(1) Unless limited by its bylaws, a nonprofit corporation shall indemnify a directorfn1 described in Subsection (2) against reasonable expenses incurred by the director in connection with the proceeding or claim with respect to which the director has been successful.
(2) Subsection (1) applies to a director who was successful, on the merits or otherwise, in the defense of:
(a) any proceeding to which the director was a party because the director is or was a director of the nonprofit corporation; or
(b) any claim, issue, or matter in the proceeding, to which the director was a party because the director is or was a director of the nonprofit corporation.
Amended by Chapter 228, 2006 General Session
Footnote 1: Officers Included. To the same extent as a director, an officer is entitled to:
(a) mandatory indemnification under Section 16-6a-903; and
(b) apply for court-ordered indemnification under Section 16-6a-905.
(Unless the articles of incorporation provide otherwise).
See Section 16-6a-907.
Comment 1: Indemnification Provisions - See Also. Regarding provisions for indemnification and limitations on liability of board members, see also the following sections in the Condo Act and Community Association Act authorizing the association's rules to provide for indemnification of board members, and authorizing any of the documents related to the formation or operation of the nonprofit corporation to provide for liability limitation, as well as indemnification:
- Utah Code Sections 57-8-8.1(5)(d) and 57-8a-218(13)(d) (2018) ("(13) Unless otherwise provided in the declaration, an association may by rule: . . . (d) provide for the indemnification of the association’s officers and board consistent with Title 16, Chapter 6a, Utah Revised Nonprofit Corporation Act." 57-8a-218(13)(d)).

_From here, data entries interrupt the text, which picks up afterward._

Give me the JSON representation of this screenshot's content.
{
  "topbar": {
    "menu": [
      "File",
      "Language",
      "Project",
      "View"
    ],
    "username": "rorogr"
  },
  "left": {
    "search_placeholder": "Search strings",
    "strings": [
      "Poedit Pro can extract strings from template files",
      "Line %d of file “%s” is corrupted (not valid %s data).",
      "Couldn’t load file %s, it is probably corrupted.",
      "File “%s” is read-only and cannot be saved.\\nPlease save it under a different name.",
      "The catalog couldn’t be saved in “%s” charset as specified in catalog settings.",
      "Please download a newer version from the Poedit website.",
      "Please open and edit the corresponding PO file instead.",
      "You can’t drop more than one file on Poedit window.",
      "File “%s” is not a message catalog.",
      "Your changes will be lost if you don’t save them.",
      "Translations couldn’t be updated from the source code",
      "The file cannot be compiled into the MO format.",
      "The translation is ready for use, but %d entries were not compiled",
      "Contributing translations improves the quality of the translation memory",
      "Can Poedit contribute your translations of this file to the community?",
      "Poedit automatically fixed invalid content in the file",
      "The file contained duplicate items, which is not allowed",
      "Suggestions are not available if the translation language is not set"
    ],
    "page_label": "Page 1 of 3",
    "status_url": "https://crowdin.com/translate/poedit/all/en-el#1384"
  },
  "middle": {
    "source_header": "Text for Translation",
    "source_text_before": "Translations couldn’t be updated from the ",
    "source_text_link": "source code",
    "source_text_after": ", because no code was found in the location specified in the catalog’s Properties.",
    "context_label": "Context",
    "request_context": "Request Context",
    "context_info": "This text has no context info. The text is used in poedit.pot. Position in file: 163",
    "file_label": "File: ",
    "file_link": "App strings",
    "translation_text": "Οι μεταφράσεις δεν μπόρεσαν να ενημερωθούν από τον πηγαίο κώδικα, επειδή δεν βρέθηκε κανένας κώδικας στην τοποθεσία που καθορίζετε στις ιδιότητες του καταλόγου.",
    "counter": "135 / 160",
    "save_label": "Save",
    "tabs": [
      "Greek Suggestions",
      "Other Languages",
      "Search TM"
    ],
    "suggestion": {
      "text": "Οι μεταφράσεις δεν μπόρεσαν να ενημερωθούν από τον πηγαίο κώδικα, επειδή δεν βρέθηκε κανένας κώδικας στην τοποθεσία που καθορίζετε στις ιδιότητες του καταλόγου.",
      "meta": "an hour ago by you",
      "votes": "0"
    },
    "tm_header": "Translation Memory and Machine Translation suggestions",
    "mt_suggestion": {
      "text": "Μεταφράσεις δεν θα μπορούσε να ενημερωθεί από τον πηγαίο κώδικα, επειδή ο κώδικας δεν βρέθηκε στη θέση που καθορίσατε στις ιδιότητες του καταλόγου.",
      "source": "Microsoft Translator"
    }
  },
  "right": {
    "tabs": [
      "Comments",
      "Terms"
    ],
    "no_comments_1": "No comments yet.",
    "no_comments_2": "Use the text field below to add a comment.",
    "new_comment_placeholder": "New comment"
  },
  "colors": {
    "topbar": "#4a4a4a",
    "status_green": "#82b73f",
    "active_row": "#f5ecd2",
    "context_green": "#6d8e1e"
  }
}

- Utah Code Sections 57-8-40(4) and 57-8a-228(4) (2018) ("Notwithstanding any conflict with the declaration or any recorded bylaws, the organizational documents of a nonprofit corporation or other entity formed in accordance with Subsection (2) may include an additional indemnification and liability limitation provision for: (a) board members or officers; or (b) similar in a position of control." 57-8a-228(4)).
Comment 2: Liability. What liability do directors and officers have under the law? None, if they act with what is commonly called "business judgment," which is carrying out of the director's duties:
(1) in good faith,
(2) with care an ordinarily prudent person in a like position would exercise under similar circumstances, and
(3) in a manner the director reasonably believes to be in the best interests of the corporation.
The law states that a director or officer is not liable to the nonprofit corporation or its members for any action taken, or any failure to take any action, as an officer or director, as the case may be, unless:
(1) the director or officer has breached or failed to perform the duties of the office:
(a) in good faith,
(b) with the care an ordinarily prudent person in a like position would exercise under similar circumstances, and
(c) in a manner the director reasonably believes to be in the best interests of the corporation, and
(2) the breach or failure to perform constitutes:
(a) willful misconduct; or
(b) intentional infliction of harm on the nonprofit corporation or the members; or
(c) gross negligence.
(See Utah Code Subsections 16-6a-822(2) and (6)).
A director who relies on counsel of an attorney may be entitled to a stronger presumption that the director acted with "business judgment," and thus that the director is entitled to liability protection. See Utah Code Subsections 16-6a-822(3).
For indemnification of directors and advance of defense expenses of directors, see Sections 16-6a-901 through 910.